Identification of master regulatory genes is one of the primary challenges in systems biology. The minimum dominating set problem is a powerful paradigm in analyzing such complex networks. In these models, genes stand as nodes and their interactions are assumed as edges. Here, members of a minimal dominating set could be regarded as master genes. As finitely many minimum dominating sets may exist in a network, it is difficult to identify which one represents the most appropriate set of master genes. In this paper, we develop a weighted gene regulatory network problem with two objectives as a version of the dominating set problem. Collective influence of each gene is considered as its weight. The first objective aims to find a master regulatory genes set with minimum cardinality, and the second objective identifies the one with maximum weight. The model is converted to a single objective using a parameter varying between zero and one. The model is implemented on three human networks, and the results are reported and compared with the existing model of weighted network. Parametric programming in linear optimization and logistic regression are also implemented on the arisen relaxed problem to provide a deeper understanding of the results. Learned from computational results in parametric analysis, for some ranges of priorities in objectives, the identified master regulatory genes are invariant, while some of them are identified for all priorities. This would be an indication that such genes have higher degree of being master regulatory ones, specially on the noisy networks.

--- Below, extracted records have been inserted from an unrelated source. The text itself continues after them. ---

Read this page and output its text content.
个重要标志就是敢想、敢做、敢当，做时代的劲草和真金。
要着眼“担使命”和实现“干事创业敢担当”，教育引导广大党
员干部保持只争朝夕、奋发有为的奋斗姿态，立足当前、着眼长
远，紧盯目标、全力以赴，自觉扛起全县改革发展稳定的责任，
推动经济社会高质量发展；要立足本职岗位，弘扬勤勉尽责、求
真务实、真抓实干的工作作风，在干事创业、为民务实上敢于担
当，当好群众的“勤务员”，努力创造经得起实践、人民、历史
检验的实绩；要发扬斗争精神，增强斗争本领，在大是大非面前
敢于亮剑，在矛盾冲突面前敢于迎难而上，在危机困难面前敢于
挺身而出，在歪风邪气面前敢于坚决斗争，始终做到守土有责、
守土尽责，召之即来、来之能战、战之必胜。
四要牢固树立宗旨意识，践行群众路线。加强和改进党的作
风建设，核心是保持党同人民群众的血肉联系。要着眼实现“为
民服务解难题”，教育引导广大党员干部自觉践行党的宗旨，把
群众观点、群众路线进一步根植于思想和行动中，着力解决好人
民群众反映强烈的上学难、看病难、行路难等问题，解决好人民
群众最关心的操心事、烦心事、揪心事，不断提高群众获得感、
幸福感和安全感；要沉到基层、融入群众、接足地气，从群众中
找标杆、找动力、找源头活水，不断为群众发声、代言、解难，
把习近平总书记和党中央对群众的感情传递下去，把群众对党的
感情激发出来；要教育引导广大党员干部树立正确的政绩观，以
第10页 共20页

识别主要调控基因是系统生物学面临的主要挑战之一。最小支配集问题是分析此类复杂网络的有力范例。在这些模型中,基因作为节点,它们的相互作用被假设为边。在这里,最小支配集中的成员可以被视为主要基因。由于网络中可能存在有限数量的最小支配集,因此很难确定哪一个代表最合适的主要基因集。在本文中,我们开发了一个具有两个目标的加权基因调控网络问题,作为支配集问题的一个版本。每个基因的集体影响被视为其权重。第一个目标是找到一个具有最小基数的主调控基因集,第二个目标是找到一个具有最大权重的基因集。该模型通过介于 0 和 1 之间的参数转换为单目标。该模型已在三个人类网络上实现,并报告了结果并与现有的加权网络模型进行了比较。在线性优化和逻辑回归中的参数编程也在出现的松弛问题上实现,以提供对结果的更深入理解。从参数分析的计算结果中学习到,对于目标优先级的某些范围,识别出的主要调控基因是不变的,而对于某些优先级,则可以识别出所有的主要调控基因。这表明这些基因具有更高程度的主要调控作用,特别是在嘈杂的网络中。